Estávamos em uma sala que reconheci. Ele estava


sentado em uma poltrona, um copo de cristal na mão, um
fogo baixo atrás de mim. Seus aposentos privados, eu estava
supondo. Ele estava vestido para o jantar formal, seu casaco
fino bordado em padrões azuis e dourados, para combinar
com o meu vestido. Seus olhos verdes estavam iluminados
pelo reflexo do fogo, suas pernas se separando ligeiramente
enquanto ele olhava para mim, inclinando a cabeça para o
lado.

“Você foi convocada para jantar,” ele falou lentamente.


“Não para minha bota.”

“Ajude-me a levantar,” resmunguei em resposta.

Ele se inclinou de repente, a mudança em sua postura


era um movimento tão fluido que não percebi o quão perto ele
estava até que seu rosto estava pairando sobre o meu. Ele
pressionou o copo no meu lábio inferior, inclinando-o
ligeiramente.

“Se você beber, eu vou ajudar,” ele sussurrou. Havia


uma faísca de interesse em seu olhar, uma sombra de
satisfação sombria. Ele gostou muito de eu estar à sua mercê
novamente.

“Não importa,” murmurei contra o copo. “Vou fazer isso


sozinha.”

Ele riu, movendo a borda um pouco para que esfregasse


lentamente ao longo do comprimento do meu lábio antes de
arrastá-lo de volta para a outra borda. Minha língua estalou
instintivamente, perseguindo a sugestão de vinho
umedecendo a costura da minha boca. Ele observou o
movimento, um pouco da escuridão em seu olhar ficando
afiado e astuto, como se eu o tivesse atacado pessoalmente de
alguma forma. Empurrei o copo para longe, sem me importar
que o líquido roxo profundo espirrou em sua mão.

Ele também não parecia se importar. Ele se recostou na


cadeira novamente, apoiando o cotovelo no braço, o copo
pendurado em seus dedos enquanto me observava. Não era
sábio desperdiçar minha energia sendo teimosa, mas eu não
me importei.
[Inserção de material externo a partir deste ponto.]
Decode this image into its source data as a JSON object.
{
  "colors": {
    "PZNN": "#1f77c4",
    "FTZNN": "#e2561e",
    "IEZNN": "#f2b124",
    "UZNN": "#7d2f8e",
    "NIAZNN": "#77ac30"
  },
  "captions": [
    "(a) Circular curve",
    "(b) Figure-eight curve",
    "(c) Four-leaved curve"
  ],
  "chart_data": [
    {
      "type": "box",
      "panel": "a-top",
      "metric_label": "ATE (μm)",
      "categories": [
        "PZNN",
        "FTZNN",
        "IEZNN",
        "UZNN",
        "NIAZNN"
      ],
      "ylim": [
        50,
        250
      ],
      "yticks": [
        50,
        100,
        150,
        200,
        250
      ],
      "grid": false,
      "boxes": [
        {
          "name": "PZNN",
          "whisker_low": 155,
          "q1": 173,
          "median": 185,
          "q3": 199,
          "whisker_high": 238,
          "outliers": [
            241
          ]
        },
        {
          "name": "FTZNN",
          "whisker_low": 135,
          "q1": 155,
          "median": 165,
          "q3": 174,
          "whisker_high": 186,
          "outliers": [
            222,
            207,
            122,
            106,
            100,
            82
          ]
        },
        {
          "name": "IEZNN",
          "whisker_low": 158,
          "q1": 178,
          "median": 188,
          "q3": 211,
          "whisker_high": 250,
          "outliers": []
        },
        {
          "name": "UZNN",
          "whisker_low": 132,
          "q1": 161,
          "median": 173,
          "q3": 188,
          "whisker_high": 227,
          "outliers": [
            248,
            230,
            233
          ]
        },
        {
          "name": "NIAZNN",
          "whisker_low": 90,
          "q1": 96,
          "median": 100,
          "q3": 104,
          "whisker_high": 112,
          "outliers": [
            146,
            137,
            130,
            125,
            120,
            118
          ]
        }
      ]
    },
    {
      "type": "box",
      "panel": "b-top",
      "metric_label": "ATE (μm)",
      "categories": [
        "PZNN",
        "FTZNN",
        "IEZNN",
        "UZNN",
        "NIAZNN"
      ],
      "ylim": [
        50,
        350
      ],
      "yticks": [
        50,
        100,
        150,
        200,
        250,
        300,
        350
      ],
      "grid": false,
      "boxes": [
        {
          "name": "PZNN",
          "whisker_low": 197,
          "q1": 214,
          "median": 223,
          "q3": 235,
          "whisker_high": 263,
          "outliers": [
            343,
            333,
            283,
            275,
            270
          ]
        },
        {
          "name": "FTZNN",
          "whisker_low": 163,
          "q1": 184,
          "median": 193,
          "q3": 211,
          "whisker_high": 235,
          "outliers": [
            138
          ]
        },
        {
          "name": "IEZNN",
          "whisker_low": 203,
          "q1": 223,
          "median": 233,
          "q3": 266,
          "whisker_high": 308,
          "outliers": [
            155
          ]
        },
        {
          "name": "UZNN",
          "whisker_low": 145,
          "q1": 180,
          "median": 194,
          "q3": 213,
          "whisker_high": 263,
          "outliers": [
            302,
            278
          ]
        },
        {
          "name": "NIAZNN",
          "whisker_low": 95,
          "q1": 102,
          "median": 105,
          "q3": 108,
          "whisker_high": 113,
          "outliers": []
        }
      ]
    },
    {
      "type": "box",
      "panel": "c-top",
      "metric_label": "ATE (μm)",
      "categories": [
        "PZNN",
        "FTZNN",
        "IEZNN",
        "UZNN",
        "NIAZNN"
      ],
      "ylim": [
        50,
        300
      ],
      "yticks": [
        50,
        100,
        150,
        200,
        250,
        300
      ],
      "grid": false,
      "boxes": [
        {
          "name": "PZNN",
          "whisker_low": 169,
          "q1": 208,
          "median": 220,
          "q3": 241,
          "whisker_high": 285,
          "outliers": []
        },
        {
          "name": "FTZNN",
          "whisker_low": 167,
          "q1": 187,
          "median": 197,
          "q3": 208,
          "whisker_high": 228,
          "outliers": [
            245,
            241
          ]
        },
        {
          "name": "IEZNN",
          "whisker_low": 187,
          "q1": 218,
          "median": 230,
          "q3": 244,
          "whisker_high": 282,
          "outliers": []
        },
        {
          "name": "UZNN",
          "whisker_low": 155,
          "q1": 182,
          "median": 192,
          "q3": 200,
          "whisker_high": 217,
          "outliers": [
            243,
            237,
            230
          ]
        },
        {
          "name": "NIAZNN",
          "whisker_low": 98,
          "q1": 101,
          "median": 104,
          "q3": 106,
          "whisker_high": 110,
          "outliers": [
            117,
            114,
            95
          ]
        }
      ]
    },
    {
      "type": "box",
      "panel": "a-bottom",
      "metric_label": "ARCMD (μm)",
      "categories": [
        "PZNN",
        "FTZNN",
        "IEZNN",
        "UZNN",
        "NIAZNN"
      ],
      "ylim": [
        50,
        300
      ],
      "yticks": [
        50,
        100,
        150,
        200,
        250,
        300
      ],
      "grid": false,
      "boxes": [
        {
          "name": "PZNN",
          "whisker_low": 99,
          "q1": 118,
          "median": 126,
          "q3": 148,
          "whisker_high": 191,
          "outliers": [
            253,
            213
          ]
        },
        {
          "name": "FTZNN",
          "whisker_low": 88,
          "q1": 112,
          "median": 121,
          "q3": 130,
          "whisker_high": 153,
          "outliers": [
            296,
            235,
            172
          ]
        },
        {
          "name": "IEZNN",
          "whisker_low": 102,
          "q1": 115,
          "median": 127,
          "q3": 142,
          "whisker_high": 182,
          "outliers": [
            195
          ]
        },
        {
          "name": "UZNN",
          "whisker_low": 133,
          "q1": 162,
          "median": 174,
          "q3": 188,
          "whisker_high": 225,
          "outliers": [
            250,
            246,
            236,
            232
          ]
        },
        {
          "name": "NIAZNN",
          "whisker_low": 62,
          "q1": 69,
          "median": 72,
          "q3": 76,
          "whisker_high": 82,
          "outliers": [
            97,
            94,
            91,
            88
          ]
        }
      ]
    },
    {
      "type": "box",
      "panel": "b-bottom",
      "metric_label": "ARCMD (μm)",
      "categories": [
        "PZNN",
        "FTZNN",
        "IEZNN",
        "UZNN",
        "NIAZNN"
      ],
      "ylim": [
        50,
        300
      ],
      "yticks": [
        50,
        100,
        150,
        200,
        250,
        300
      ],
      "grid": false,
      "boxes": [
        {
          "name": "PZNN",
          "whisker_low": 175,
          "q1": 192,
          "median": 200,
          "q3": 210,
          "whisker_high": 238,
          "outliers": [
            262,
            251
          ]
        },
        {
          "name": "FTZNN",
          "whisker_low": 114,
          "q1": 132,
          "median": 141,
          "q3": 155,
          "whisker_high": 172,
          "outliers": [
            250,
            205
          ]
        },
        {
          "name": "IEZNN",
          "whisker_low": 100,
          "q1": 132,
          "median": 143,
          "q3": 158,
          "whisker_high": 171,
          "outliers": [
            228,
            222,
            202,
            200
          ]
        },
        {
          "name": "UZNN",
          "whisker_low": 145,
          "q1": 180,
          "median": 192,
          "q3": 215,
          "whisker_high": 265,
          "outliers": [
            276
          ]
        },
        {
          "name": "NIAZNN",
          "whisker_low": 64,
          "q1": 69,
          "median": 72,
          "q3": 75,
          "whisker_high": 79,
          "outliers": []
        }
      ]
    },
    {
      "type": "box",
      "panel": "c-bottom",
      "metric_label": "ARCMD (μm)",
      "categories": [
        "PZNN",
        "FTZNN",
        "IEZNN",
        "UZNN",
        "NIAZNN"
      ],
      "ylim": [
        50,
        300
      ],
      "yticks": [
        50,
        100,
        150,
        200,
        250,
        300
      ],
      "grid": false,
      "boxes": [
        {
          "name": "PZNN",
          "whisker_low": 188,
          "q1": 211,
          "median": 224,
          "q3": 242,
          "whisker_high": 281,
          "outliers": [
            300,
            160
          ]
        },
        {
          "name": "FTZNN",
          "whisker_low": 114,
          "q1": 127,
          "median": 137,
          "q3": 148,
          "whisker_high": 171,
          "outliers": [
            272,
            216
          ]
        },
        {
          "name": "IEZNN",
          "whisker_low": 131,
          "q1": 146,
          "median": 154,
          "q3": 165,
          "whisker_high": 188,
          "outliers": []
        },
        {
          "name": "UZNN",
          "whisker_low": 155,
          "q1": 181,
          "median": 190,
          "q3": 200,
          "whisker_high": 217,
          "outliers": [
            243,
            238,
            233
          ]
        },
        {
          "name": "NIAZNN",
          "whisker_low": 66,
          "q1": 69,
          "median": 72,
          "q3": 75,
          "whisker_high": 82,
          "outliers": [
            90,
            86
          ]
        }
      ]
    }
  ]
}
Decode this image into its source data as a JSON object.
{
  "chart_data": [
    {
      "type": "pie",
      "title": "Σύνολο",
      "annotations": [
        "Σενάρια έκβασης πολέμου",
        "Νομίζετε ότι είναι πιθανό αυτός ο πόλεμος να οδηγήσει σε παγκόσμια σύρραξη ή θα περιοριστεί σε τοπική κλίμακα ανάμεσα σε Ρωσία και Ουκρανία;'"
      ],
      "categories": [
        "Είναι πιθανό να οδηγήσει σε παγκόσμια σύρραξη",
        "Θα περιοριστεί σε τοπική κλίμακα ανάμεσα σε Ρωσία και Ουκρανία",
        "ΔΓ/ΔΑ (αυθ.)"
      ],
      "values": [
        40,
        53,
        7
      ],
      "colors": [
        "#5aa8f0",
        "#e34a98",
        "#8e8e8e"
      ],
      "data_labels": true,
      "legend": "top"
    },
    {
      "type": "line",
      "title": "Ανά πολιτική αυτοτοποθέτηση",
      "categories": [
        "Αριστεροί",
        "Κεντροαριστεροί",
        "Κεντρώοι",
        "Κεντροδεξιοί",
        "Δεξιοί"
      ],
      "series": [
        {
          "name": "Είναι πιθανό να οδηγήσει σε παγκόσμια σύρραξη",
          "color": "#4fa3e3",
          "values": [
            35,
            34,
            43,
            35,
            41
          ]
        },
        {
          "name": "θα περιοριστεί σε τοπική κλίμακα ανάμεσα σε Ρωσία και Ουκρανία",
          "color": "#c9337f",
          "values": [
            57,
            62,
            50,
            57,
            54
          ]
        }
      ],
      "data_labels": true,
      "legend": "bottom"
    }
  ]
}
Cerrei os dentes e usei minhas reservas de força,
sentindo a tensão em meus músculos enquanto lutava para
ficar de pé. Senti uma pontada desconfortável nas costas,
mas resisti a reagir.

“Você esqueceu seus sapatos de novo,” observou ele,


colocando o copo de lado e ficando de pé, para que ele
pudesse se erguer sobre mim novamente.

“Eles estavam encantados para esmagar lentamente


meus pés?” Perguntei quando ele começou a abotoar sua
camiseta, que se abriu sob seu colete.

“Eram apenas sapatos normais.” Ele sorriu, abotoando o


casaco e caminhando até a porta de seu quarto. “Venha.
Temos um jantar para participar.”

Eu o segui à distância, recusando-me a pegar seu braço


oferecido, meus pés descalços doendo com o peso que eu
carregava. Eu estava desconfortavelmente quente quando
chegamos ao salão. Eu podia sentir um leve brilho de suor
contra minha pele, forçando-me a juntar minha massa
espessa de cabelo e torcê-la sobre um ombro, expondo
minhas costas para o ar frio da noite assobiando pelos
corredores. Dois guardas abriram as portas do salão quando
nos aproximamos, ambos se curvando para Vidrol. Eles me
encararam enquanto Vidrol passava, me dando o mesmo
olhar penetrante e de olhos estreitos que Sig tinha me dado,
sentindo minha magia Vold.

O zumbido moderado de ruído dentro do corredor


morreu quando Vidrol entrou, estendendo o braço para mim
novamente. Desta vez, não foi um pedido. Seus olhos ficaram
duros como esmeraldas quando ele pegou minha mão e a
enrolou em seu antebraço. Eu intencionalmente transferi o
máximo de peso que pude para ele, sem me inclinar ou
mancar visivelmente. Ele nem tropeçou.

O salão não parecia o mesmo da última vez que o visitei,


com as cordas presas às colunas ao redor da sala. As pessoas
da corte estavam todas amontoadas atrás da barreira
improvisada, seus olhares penetrantes, raivosos, tentando
colher quaisquer detalhes que pudessem. Havia uma única
mesa no meio do salão, os únicos invasores eram os
mordomos enquanto carregavam bandejas de bebida e
comida.

Afastei-me da multidão, concentrando-me nos quatro


indivíduos sentados à mesa. Helki estava com o assento
empurrado para trás, os pés cruzados no tornozelo, as mãos
cruzadas sobre o estômago musculoso. Ele estava sem
armadura, mas não se vestia tão formalmente quanto os
outros. Ele virou a cabeça para nos ver nos aproximando,
mas não ofereceu nenhuma mudança de expressão. Vale
estava com os cotovelos apoiados na mesa, a cabeça entre as
mãos, o cabelo prateado caindo por entre os dedos. Ele não
olhou para cima.

Fjor se inclinou para trás quando me viu, seus braços


cruzados sobre o peito, seus piercings brilhando quando ele
levantou uma sobrancelha. Fiz uma carranca de volta para
ele. Teria sido ideia dele colocar o encantamento sobre o
vestido, afinal, era sua área de especialização. Seus lábios se
contraíram com a acusação em meus olhos, sua mão pegando
um copo na mesa enquanto ele virava os olhos para Helki,
respondendo preguiçosamente a algo que o outro homem
havia dito.

Andel estava trabalhando na mesa, seus pratos e


talheres afastados para dar espaço a uma bagunça de
pergaminhos e cadernos. Ele olhou para cima, uma ponta de
pena batendo contra a mesa quando chegamos a eles.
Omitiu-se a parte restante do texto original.